Ola Tunander suggests Israel behind bloody terror attacks committed by Norwegian Anders Behring Breivik in July, stirring up controversy in Oslo

A Swedish professor suggested Israel was behind the bloody terror attacks committed by Norwegian terrorist Anders Behring Breivik this past July, stirring up controversy in the country.

 Research professor Ola Tunander of the Peace Research Institute Oslo (PRIO) published an article in the Norwegian academic journal Nytt Norsk Tidsskrift in which he called to further examine Brevik’s motives.

 According to Tunander, it is possible that some country was behind the terror attacks, hinting that Israel might be that country.Far right extremist Breivik, 32, had previously confessed to the Oslo bombing, which killed eight people, and to the youth camp massacre which killed 69 at the small island of Utoeya northwest of Oslo earlier in July.

 In December the confessed killer disputed an expert conclusion that he is criminally insane. His lawyer was quoted as saying: “We have examined a good part of the report that details the conversations he had with the psychologists.”

Behring  “reacted by saying that it contained factual errors (and) lies and that his statements were taken out of context,” his lawyer added.

Tunander  claimed that in order to carry out a terror attack of such magnitude the involvement of state forces is needed, “and we can’t rule out that being the case this time too,” he wrote.

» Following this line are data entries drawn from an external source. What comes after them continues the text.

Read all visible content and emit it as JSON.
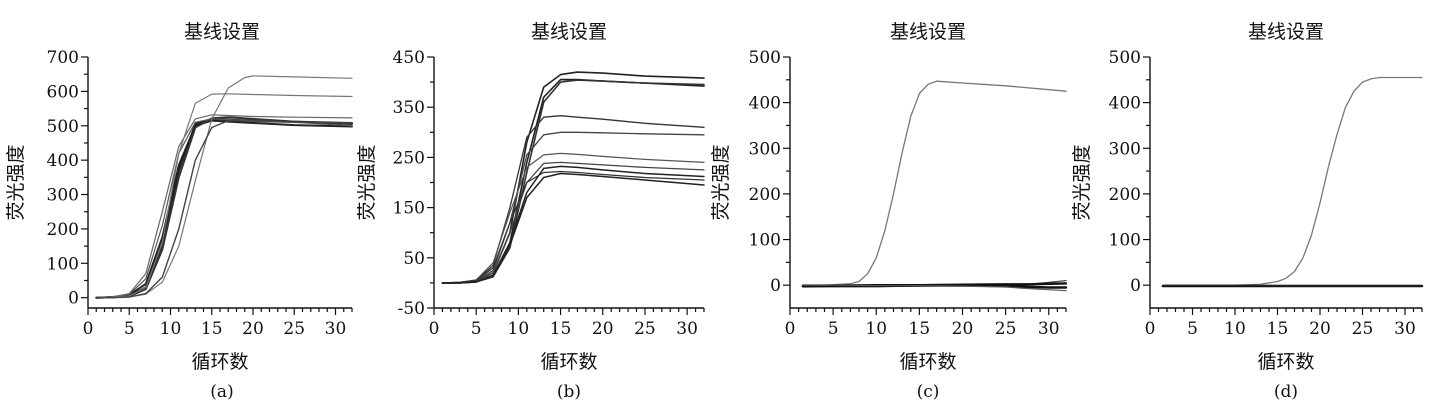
{
  "chart_data": [
    {
      "type": "line",
      "panel_label": "(a)",
      "title": "基线设置",
      "xlabel": "循环数",
      "ylabel": "荧光强度",
      "xlim": [
        0,
        32
      ],
      "ylim": [
        -30,
        700
      ],
      "x_ticks": [
        0,
        5,
        10,
        15,
        20,
        25,
        30
      ],
      "y_ticks": [
        0,
        100,
        200,
        300,
        400,
        500,
        600,
        700
      ],
      "grid": false,
      "legend": "none",
      "series": [
        {
          "x": [
            1,
            3,
            5,
            7,
            9,
            11,
            13,
            15,
            17,
            20,
            25,
            32
          ],
          "y": [
            0,
            1,
            5,
            30,
            155,
            370,
            505,
            520,
            518,
            515,
            512,
            505
          ],
          "color": "#222222",
          "width": 2
        },
        {
          "x": [
            1,
            3,
            5,
            7,
            9,
            11,
            13,
            15,
            17,
            20,
            25,
            32
          ],
          "y": [
            0,
            2,
            8,
            40,
            175,
            385,
            500,
            515,
            512,
            508,
            502,
            498
          ],
          "color": "#222222",
          "width": 2
        },
        {
          "x": [
            1,
            3,
            5,
            7,
            9,
            11,
            13,
            15,
            17,
            20,
            25,
            32
          ],
          "y": [
            0,
            1,
            4,
            25,
            140,
            350,
            495,
            522,
            525,
            520,
            512,
            508
          ],
          "color": "#333333",
          "width": 2
        },
        {
          "x": [
            1,
            3,
            5,
            7,
            9,
            11,
            13,
            15,
            17,
            20,
            25,
            32
          ],
          "y": [
            0,
            2,
            10,
            55,
            210,
            420,
            510,
            520,
            518,
            515,
            510,
            500
          ],
          "color": "#555555",
          "width": 1.2
        },
        {
          "x": [
            1,
            3,
            5,
            7,
            9,
            11,
            13,
            15,
            17,
            20,
            25,
            32
          ],
          "y": [
            0,
            2,
            12,
            70,
            250,
            440,
            520,
            532,
            530,
            527,
            525,
            523
          ],
          "color": "#666666",
          "width": 1.2
        },
        {
          "x": [
            1,
            3,
            5,
            7,
            9,
            11,
            13,
            15,
            17,
            20,
            25,
            32
          ],
          "y": [
            0,
            1,
            5,
            30,
            160,
            420,
            565,
            592,
            593,
            591,
            588,
            585
          ],
          "color": "#777777",
          "width": 1.2
        },
        {
          "x": [
            1,
            3,
            5,
            7,
            9,
            11,
            13,
            15,
            17,
            19,
            20,
            25,
            32
          ],
          "y": [
            0,
            0,
            2,
            10,
            45,
            150,
            340,
            520,
            610,
            640,
            645,
            642,
            638
          ],
          "color": "#777777",
          "width": 1.2
        },
        {
          "x": [
            1,
            3,
            5,
            7,
            9,
            11,
            13,
            15,
            17,
            20,
            25,
            32
          ],
          "y": [
            0,
            0,
            2,
            12,
            60,
            200,
            400,
            495,
            515,
            513,
            510,
            508
          ],
          "color": "#444444",
          "width": 1.4
        }
      ]
    },
    {
      "type": "line",
      "panel_label": "(b)",
      "title": "基线设置",
      "xlabel": "循环数",
      "ylabel": "荧光强度",
      "xlim": [
        0,
        32
      ],
      "ylim": [
        -50,
        450
      ],
      "x_ticks": [
        0,
        5,
        10,
        15,
        20,
        25,
        30
      ],
      "y_ticks": [
        -50,
        50,
        150,
        250,
        350,
        450
      ],
      "grid": false,
      "legend": "none",
      "series": [
        {
          "x": [
            1,
            3,
            5,
            7,
            9,
            11,
            13,
            15,
            17,
            20,
            25,
            32
          ],
          "y": [
            0,
            0,
            3,
            20,
            100,
            280,
            390,
            415,
            420,
            418,
            412,
            408
          ],
          "color": "#222222",
          "width": 1.6
        },
        {
          "x": [
            1,
            3,
            5,
            7,
            9,
            11,
            13,
            15,
            17,
            20,
            25,
            32
          ],
          "y": [
            0,
            0,
            2,
            15,
            80,
            240,
            370,
            405,
            405,
            402,
            398,
            392
          ],
          "color": "#222222",
          "width": 1.6
        },
        {
          "x": [
            1,
            3,
            5,
            7,
            9,
            11,
            13,
            15,
            17,
            20,
            25,
            32
          ],
          "y": [
            0,
            0,
            2,
            12,
            70,
            220,
            360,
            400,
            404,
            402,
            398,
            395
          ],
          "color": "#333333",
          "width": 1.6
        },
        {
          "x": [
            1,
            3,
            5,
            7,
            9,
            11,
            13,
            15,
            17,
            20,
            25,
            32
          ],
          "y": [
            0,
            1,
            5,
            35,
            150,
            290,
            330,
            333,
            330,
            326,
            318,
            310
          ],
          "color": "#333333",
          "width": 1.3
        },
        {
          "x": [
            1,
            3,
            5,
            7,
            9,
            11,
            13,
            15,
            17,
            20,
            25,
            32
          ],
          "y": [
            0,
            1,
            4,
            25,
            120,
            255,
            295,
            300,
            300,
            299,
            297,
            295
          ],
          "color": "#444444",
          "width": 1.3
        },
        {
          "x": [
            1,
            3,
            5,
            7,
            9,
            11,
            13,
            15,
            17,
            20,
            25,
            32
          ],
          "y": [
            0,
            1,
            6,
            40,
            140,
            230,
            255,
            258,
            256,
            252,
            246,
            240
          ],
          "color": "#555555",
          "width": 1.2
        },
        {
          "x": [
            1,
            3,
            5,
            7,
            9,
            11,
            13,
            15,
            17,
            20,
            25,
            32
          ],
          "y": [
            0,
            0,
            3,
            20,
            100,
            200,
            238,
            240,
            238,
            235,
            230,
            225
          ],
          "color": "#444444",
          "width": 1.3
        },
        {
          "x": [
            1,
            3,
            5,
            7,
            9,
            11,
            13,
            15,
            17,
            20,
            25,
            32
          ],
          "y": [
            0,
            1,
            5,
            30,
            120,
            200,
            220,
            222,
            220,
            216,
            210,
            205
          ],
          "color": "#333333",
          "width": 1.3
        },
        {
          "x": [
            1,
            3,
            5,
            7,
            9,
            11,
            13,
            15,
            17,
            20,
            25,
            32
          ],
          "y": [
            0,
            0,
            2,
            15,
            80,
            180,
            228,
            232,
            230,
            225,
            218,
            212
          ],
          "color": "#222222",
          "width": 1.5
        },
        {
          "x": [
            1,
            3,
            5,
            7,
            9,
            11,
            13,
            15,
            17,
            20,
            25,
            32
          ],
          "y": [
            0,
            0,
            2,
            14,
            75,
            170,
            210,
            218,
            216,
            212,
            205,
            195
          ],
          "color": "#222222",
          "width": 1.5
        }
      ]
    },
    {
      "type": "line",
      "panel_label": "(c)",
      "title": "基线设置",
      "xlabel": "循环数",
      "ylabel": "荧光强度",
      "xlim": [
        0,
        32
      ],
      "ylim": [
        -50,
        500
      ],
      "x_ticks": [
        0,
        5,
        10,
        15,
        20,
        25,
        30
      ],
      "y_ticks": [
        0,
        100,
        200,
        300,
        400,
        500
      ],
      "grid": false,
      "legend": "none",
      "series": [
        {
          "x": [
            1.5,
            4,
            7,
            8,
            9,
            10,
            11,
            12,
            13,
            14,
            15,
            16,
            17,
            20,
            25,
            32
          ],
          "y": [
            0,
            0,
            3,
            8,
            25,
            60,
            120,
            200,
            290,
            370,
            420,
            440,
            447,
            443,
            437,
            425
          ],
          "color": "#777777",
          "width": 1.3
        },
        {
          "x": [
            1.5,
            5,
            10,
            15,
            20,
            25,
            28,
            30,
            32
          ],
          "y": [
            -4,
            -3,
            -3,
            -2,
            -1,
            0,
            3,
            6,
            10
          ],
          "color": "#444444",
          "width": 1.2
        },
        {
          "x": [
            1.5,
            5,
            10,
            15,
            20,
            25,
            28,
            30,
            32
          ],
          "y": [
            -1,
            -1,
            0,
            0,
            1,
            2,
            2,
            3,
            4
          ],
          "color": "#111111",
          "width": 2.4
        },
        {
          "x": [
            1.5,
            5,
            10,
            15,
            20,
            25,
            28,
            30,
            32
          ],
          "y": [
            -2,
            -2,
            -2,
            -1,
            -1,
            -2,
            -4,
            -5,
            -5
          ],
          "color": "#111111",
          "width": 2.4
        },
        {
          "x": [
            1.5,
            5,
            10,
            15,
            20,
            25,
            28,
            30,
            32
          ],
          "y": [
            0,
            0,
            -1,
            -1,
            -2,
            -4,
            -8,
            -10,
            -12
          ],
          "color": "#555555",
          "width": 1.2
        }
      ]
    },
    {
      "type": "line",
      "panel_label": "(d)",
      "title": "基线设置",
      "xlabel": "循环数",
      "ylabel": "荧光强度",
      "xlim": [
        0,
        32
      ],
      "ylim": [
        -50,
        500
      ],
      "x_ticks": [
        0,
        5,
        10,
        15,
        20,
        25,
        30
      ],
      "y_ticks": [
        0,
        100,
        200,
        300,
        400,
        500
      ],
      "grid": false,
      "legend": "none",
      "series": [
        {
          "x": [
            1.5,
            10,
            13,
            15,
            16,
            17,
            18,
            19,
            20,
            21,
            22,
            23,
            24,
            25,
            26,
            27,
            28,
            32
          ],
          "y": [
            0,
            0,
            2,
            8,
            15,
            30,
            60,
            110,
            180,
            260,
            330,
            390,
            425,
            445,
            452,
            455,
            455,
            455
          ],
          "color": "#777777",
          "width": 1.3
        },
        {
          "x": [
            1.5,
            5,
            10,
            15,
            20,
            25,
            32
          ],
          "y": [
            -2,
            -2,
            -2,
            -2,
            -2,
            -2,
            -2
          ],
          "color": "#111111",
          "width": 2.4
        },
        {
          "x": [
            1.5,
            5,
            10,
            15,
            20,
            25,
            32
          ],
          "y": [
            -1,
            -1,
            -1,
            -1,
            -1,
            -1,
            -1
          ],
          "color": "#222222",
          "width": 1.6
        }
      ]
    }
  ]
}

While quoting the controversial article, the Swedish news site The Local presented the professor’s theory. Tunander mentioned the political tensions between Oslo and Jerusalem in the months prior to the terror attacks in light of Norway’s intent to recognize a Palestinian state.

He goes on to link between July 22, the date of Breivik’s killing spree, and the significance of that date in Israel’s history. Tunander brings up the Lillehammer affair of 1973, when Mossad agents accidently killed a Moroccan waiter in the Norwegian city believing he was Ali Hassan Salameh, the chief of operations for the 1972 Munich massacre of Israeli athletes. One of the agents was arrested the day after the murder, on July 22nd.

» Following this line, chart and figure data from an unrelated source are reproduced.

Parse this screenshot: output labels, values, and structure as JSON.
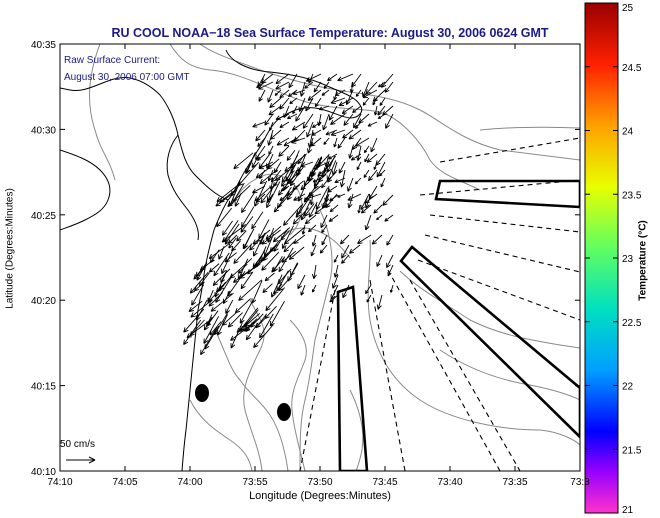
{
  "title": "RU COOL  NOAA−18  Sea Surface Temperature:  August 30, 2006 0624 GMT",
  "annotation": {
    "line1": "Raw Surface Current:",
    "line2": "August 30, 2006 07:00 GMT"
  },
  "scale": {
    "label": "50 cm/s"
  },
  "axes": {
    "xlabel": "Longitude (Degrees:Minutes)",
    "ylabel": "Latitude (Degrees:Minutes)",
    "x_ticks": [
      "74:10",
      "74:05",
      "74:00",
      "73:55",
      "73:50",
      "73:45",
      "73:40",
      "73:35",
      "73:3"
    ],
    "y_ticks": [
      "40:35",
      "40:30",
      "40:25",
      "40:20",
      "40:15",
      "40:10"
    ]
  },
  "colorbar": {
    "label": "Temperature (°C)",
    "ticks": [
      "25",
      "24.5",
      "24",
      "23.5",
      "23",
      "22.5",
      "22",
      "21.5",
      "21"
    ],
    "min": 21,
    "max": 25,
    "colors": [
      "#ff33cc",
      "#7700ff",
      "#0000ff",
      "#00a0ff",
      "#00e0c0",
      "#60ff60",
      "#e8ff00",
      "#ffa000",
      "#ff2000",
      "#990000"
    ]
  }
}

The Norwegian professor also discussed the bombing at the King David Hotel in Jerusalem carried out by the Irgun on July 22, 1946.

“We have discussed the right-wing extremist Israeli and Judeo-Christian side of Breivik’s network, Israel’s interest in disciplining Norway, and Israel’s celebration of bomb attacks. In this respect, Breivik’s attack appears to resemble a new king David Hotel attack: July 22nd,” he said.

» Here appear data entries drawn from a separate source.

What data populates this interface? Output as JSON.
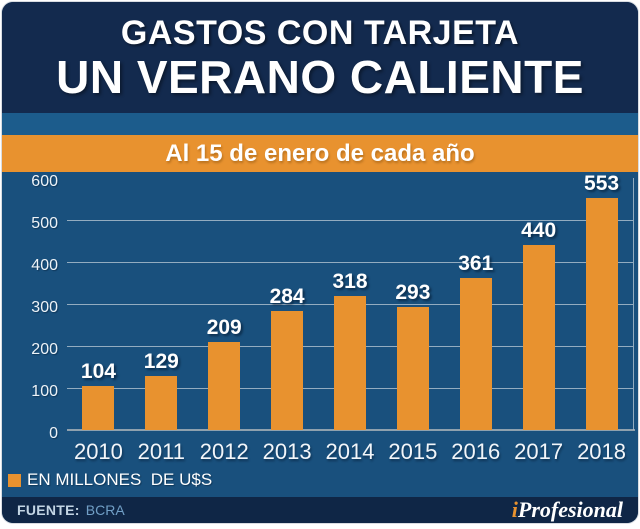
{
  "header": {
    "title_line1": "GASTOS CON TARJETA",
    "title_line2": "UN VERANO CALIENTE",
    "banner": "Al 15 de enero de cada año"
  },
  "chart_data": {
    "type": "bar",
    "title": "GASTOS CON TARJETA — UN VERANO CALIENTE",
    "subtitle": "Al 15 de enero de cada año",
    "categories": [
      "2010",
      "2011",
      "2012",
      "2013",
      "2014",
      "2015",
      "2016",
      "2017",
      "2018"
    ],
    "values": [
      104,
      129,
      209,
      284,
      318,
      293,
      361,
      440,
      553
    ],
    "xlabel": "",
    "ylabel": "",
    "ylim": [
      0,
      600
    ],
    "yticks": [
      0,
      100,
      200,
      300,
      400,
      500,
      600
    ],
    "grid": true,
    "legend": "EN MILLONES  DE U$S",
    "legend_position": "bottom-left",
    "bar_color": "#E8922F"
  },
  "legend": {
    "label": "EN MILLONES  DE U$S"
  },
  "footer": {
    "source_label": "FUENTE:",
    "source_value": "BCRA",
    "brand_prefix": "i",
    "brand_name": "Profesional"
  },
  "colors": {
    "header_bg": "#132A4E",
    "strip_bg": "#1C5C8C",
    "banner_bg": "#E8922F",
    "chart_bg": "#19507D",
    "footer_bg": "#0F2646",
    "bar": "#E8922F",
    "gridline": "#A9BCCB",
    "baseline": "#8FA1AE",
    "brand_accent": "#E8922F"
  }
}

PRIO director Kristian Berg Harpviken told Norwegian magazine Minerva that Tunander’s article left him with a feeling of “considerable unease.” Harpviken added that it was a wrong call on behalf of the Nytt Norsk Tidsskrift to publish it.

Tunander said that it was unfair to conclude from his article about any intention to link between Israel and the most murderous event in Norway’s history since World War II.